EARTH TO LUANN: QUIT BEING A BOOZY FLOOZY!
FIRST, the good news:
Reality babe Countess
Luann de Lesseps hasn’t been knocking back waterfalls of booze during her coronavirus lockdown.
Now the bad: Fat chance of it lasting very long.
Even after two years of legal troubles due to her love of hooch, the twice-divorced aristocrat wannabe — she got the title from her first hubby, a fancy French dude — can shockingly be seen drinking along with her co-stars on this season’s The Real Housewives of New York City.
She admitted in January, “I’m drinking,” but insisted: “I’m drinking socially and responsibly.”
Now months later, she swears she’s been sober while in lockdown with her 26-year-old daughter, Victoria, saying: “We’re kind of not drinking together.”
“Kind of”? That’s not exactly taking the pledge.
And it’s gotta be worrying to her fans — because drinking turned Luann’s ritzy life into a tippling train wreck!

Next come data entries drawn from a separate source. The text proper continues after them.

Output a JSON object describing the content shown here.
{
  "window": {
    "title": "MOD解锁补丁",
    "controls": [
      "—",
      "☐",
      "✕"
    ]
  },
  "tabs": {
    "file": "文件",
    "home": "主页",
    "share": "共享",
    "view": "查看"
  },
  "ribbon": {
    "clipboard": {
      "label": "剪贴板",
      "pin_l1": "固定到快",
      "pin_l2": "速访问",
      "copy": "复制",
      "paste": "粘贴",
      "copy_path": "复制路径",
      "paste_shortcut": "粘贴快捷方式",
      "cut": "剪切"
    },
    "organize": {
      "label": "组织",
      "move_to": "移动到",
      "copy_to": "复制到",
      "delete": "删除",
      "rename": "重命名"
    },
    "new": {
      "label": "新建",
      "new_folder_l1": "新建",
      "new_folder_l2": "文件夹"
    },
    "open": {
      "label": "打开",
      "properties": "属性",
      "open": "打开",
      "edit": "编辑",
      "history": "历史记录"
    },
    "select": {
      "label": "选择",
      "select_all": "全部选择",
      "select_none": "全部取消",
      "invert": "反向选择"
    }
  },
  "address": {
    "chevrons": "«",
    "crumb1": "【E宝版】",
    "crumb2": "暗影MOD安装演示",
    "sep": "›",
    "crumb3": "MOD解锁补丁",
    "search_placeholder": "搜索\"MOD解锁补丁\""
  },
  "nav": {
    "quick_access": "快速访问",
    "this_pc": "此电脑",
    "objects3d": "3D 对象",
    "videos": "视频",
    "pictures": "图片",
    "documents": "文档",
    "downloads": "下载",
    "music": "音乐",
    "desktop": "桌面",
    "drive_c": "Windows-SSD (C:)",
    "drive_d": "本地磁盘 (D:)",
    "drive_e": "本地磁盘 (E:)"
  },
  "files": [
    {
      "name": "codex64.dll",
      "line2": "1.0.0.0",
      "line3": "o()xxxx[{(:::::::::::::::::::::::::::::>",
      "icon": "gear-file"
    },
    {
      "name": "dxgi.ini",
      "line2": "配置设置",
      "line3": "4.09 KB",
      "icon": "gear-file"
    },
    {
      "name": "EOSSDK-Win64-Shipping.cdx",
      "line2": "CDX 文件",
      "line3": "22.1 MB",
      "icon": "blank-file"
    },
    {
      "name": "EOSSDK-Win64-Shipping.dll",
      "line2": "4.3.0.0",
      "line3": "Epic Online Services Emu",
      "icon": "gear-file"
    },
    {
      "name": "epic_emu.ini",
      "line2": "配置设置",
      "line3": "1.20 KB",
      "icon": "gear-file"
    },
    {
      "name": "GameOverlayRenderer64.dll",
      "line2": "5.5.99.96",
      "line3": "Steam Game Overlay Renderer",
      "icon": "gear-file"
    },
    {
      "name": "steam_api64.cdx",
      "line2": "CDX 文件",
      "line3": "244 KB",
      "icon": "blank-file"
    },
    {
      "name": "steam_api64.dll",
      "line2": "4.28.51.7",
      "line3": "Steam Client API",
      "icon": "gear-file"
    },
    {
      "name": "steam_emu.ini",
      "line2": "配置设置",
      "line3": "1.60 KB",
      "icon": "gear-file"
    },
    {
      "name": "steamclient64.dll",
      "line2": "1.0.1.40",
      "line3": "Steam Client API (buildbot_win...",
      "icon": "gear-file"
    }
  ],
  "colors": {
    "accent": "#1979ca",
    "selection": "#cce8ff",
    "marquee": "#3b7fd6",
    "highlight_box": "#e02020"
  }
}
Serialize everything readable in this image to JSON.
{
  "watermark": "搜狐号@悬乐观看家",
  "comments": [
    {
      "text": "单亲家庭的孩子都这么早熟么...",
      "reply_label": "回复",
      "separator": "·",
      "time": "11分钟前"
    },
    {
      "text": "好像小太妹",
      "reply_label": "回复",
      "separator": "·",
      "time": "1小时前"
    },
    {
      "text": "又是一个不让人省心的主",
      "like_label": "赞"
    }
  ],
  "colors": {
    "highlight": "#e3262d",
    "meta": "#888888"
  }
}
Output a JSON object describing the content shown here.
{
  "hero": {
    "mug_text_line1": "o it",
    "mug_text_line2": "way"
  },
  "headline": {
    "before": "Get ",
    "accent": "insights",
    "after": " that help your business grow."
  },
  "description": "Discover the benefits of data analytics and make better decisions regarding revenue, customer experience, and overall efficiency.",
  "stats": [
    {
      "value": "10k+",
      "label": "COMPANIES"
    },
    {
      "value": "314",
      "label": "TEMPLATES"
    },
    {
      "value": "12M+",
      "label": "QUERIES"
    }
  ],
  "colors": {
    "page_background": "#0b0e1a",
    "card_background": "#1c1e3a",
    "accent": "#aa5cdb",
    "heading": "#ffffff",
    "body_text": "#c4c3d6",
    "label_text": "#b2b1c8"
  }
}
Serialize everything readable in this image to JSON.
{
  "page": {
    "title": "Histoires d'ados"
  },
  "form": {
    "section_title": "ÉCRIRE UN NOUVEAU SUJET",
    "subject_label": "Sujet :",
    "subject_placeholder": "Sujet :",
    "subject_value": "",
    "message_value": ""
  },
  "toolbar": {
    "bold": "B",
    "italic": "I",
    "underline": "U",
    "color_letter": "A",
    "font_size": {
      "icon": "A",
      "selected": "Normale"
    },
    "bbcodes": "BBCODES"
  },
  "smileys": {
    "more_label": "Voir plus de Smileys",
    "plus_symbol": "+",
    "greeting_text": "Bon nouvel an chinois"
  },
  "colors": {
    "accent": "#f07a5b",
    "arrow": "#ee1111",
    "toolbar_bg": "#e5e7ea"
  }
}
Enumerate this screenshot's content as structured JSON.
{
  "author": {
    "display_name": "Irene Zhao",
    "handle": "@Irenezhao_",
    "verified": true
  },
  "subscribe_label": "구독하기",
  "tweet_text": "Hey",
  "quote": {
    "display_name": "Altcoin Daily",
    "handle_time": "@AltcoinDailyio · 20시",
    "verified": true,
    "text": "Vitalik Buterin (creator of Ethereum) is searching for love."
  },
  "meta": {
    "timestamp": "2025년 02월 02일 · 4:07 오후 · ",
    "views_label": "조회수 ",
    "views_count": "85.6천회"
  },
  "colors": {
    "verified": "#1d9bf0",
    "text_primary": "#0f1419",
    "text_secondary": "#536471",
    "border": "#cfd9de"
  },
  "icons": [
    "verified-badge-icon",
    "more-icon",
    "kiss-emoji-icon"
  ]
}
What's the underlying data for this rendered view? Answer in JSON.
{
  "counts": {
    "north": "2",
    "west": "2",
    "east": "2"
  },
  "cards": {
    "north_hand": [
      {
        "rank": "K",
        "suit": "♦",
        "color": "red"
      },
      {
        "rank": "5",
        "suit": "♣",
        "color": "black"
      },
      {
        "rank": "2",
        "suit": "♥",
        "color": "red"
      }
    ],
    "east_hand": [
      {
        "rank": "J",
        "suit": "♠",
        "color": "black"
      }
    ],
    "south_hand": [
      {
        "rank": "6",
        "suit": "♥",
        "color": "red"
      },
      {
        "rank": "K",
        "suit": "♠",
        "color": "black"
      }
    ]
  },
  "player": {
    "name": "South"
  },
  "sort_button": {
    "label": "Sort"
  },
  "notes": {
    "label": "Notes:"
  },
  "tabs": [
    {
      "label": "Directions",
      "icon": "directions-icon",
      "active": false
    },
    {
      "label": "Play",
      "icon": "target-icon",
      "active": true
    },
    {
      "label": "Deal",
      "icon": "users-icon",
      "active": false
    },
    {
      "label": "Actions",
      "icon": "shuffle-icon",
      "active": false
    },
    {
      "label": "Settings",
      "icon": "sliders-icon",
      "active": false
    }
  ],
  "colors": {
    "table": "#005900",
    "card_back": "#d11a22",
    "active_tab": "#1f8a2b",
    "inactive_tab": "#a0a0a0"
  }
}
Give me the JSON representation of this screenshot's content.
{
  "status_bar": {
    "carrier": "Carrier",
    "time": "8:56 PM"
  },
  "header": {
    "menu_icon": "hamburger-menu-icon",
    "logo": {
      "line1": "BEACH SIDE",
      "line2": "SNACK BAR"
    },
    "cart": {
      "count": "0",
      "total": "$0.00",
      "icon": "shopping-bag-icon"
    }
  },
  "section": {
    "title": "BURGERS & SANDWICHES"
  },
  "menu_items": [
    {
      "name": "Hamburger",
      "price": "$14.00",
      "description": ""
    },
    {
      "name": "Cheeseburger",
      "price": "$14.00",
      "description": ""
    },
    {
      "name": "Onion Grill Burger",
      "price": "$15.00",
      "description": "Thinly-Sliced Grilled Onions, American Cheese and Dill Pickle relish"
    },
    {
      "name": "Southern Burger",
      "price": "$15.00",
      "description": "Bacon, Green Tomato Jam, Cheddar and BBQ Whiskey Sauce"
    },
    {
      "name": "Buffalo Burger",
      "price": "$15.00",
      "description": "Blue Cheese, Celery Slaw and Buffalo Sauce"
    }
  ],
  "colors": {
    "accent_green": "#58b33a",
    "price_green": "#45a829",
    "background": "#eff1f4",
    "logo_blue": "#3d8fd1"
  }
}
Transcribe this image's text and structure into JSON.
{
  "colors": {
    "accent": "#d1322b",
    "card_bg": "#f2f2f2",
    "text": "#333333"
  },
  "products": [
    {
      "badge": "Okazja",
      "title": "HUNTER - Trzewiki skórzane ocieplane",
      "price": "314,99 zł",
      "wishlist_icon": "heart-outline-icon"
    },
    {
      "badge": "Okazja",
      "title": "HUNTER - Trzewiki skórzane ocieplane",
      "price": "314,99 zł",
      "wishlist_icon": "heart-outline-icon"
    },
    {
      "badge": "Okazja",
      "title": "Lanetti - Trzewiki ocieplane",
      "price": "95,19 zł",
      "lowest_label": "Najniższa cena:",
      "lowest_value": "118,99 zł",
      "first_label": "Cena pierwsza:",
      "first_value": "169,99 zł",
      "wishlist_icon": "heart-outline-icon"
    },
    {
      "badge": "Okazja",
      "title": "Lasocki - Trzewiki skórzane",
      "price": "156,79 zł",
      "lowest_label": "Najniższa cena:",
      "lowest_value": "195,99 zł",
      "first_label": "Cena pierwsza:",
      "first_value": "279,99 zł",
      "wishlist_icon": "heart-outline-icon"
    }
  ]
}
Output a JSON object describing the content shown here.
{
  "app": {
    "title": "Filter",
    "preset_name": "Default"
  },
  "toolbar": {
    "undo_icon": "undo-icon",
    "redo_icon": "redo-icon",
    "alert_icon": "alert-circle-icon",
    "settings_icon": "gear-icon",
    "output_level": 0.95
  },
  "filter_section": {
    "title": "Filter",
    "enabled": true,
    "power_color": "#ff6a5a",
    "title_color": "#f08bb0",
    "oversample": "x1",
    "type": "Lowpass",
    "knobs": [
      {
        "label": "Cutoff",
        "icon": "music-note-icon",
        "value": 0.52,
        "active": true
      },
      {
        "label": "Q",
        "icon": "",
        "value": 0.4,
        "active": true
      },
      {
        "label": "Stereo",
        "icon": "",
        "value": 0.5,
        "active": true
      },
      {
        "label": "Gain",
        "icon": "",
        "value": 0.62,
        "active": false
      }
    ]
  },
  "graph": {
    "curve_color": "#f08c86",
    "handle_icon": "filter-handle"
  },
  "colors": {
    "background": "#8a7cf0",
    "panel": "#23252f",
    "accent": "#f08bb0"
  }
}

On Dec. 24, 2017, the drunkas-a-skunk blueblood was found romping with a guy in a ritzy Palm Beach hotel bedroom that wasn’t theirs — and she refused to leave!
According to RadarOnline, cops then arrived — and the firewater-fueled beauty bloodied an officer by slamming a door in his face! Meanwhile, she kicked and screamed, telling the cops, “I’m going to f***ing kill you!”
Doesn’t sound very uppercrusty, does it?
Days later, the humiliated lush checked into rehab and then beat jail time with a deal to plead guilty to battery, trespassing and disorderly intoxication.
The judge then put her on a year’s probation containing an order not to drink — but that command was busted in the spring of 2019 when she confessed to downing two mimosas following a cabaret stint. It turned out she was also ducking alcohol recovery meetings and sobriety tests, which were also part of the agreement.
The lucky gal avoided the slammer again when the kindhearted judge gave her stricter rules — ones she appeared to obey, leading to her completing probation last August.
But while she says she’s gone sober on lockdown, she’s said she WILL “drink socially” again.
And that’s bad because she’s admitted she’s a lush.
“I can’t be like most normal people and have a glass or two of wine,” she’s blabbed. “I will drink the whole bottle and then go looking where can I get another bottle.”
We say: Please, Luann, quit cold turkey — or there’s a barrel of trouble ahead!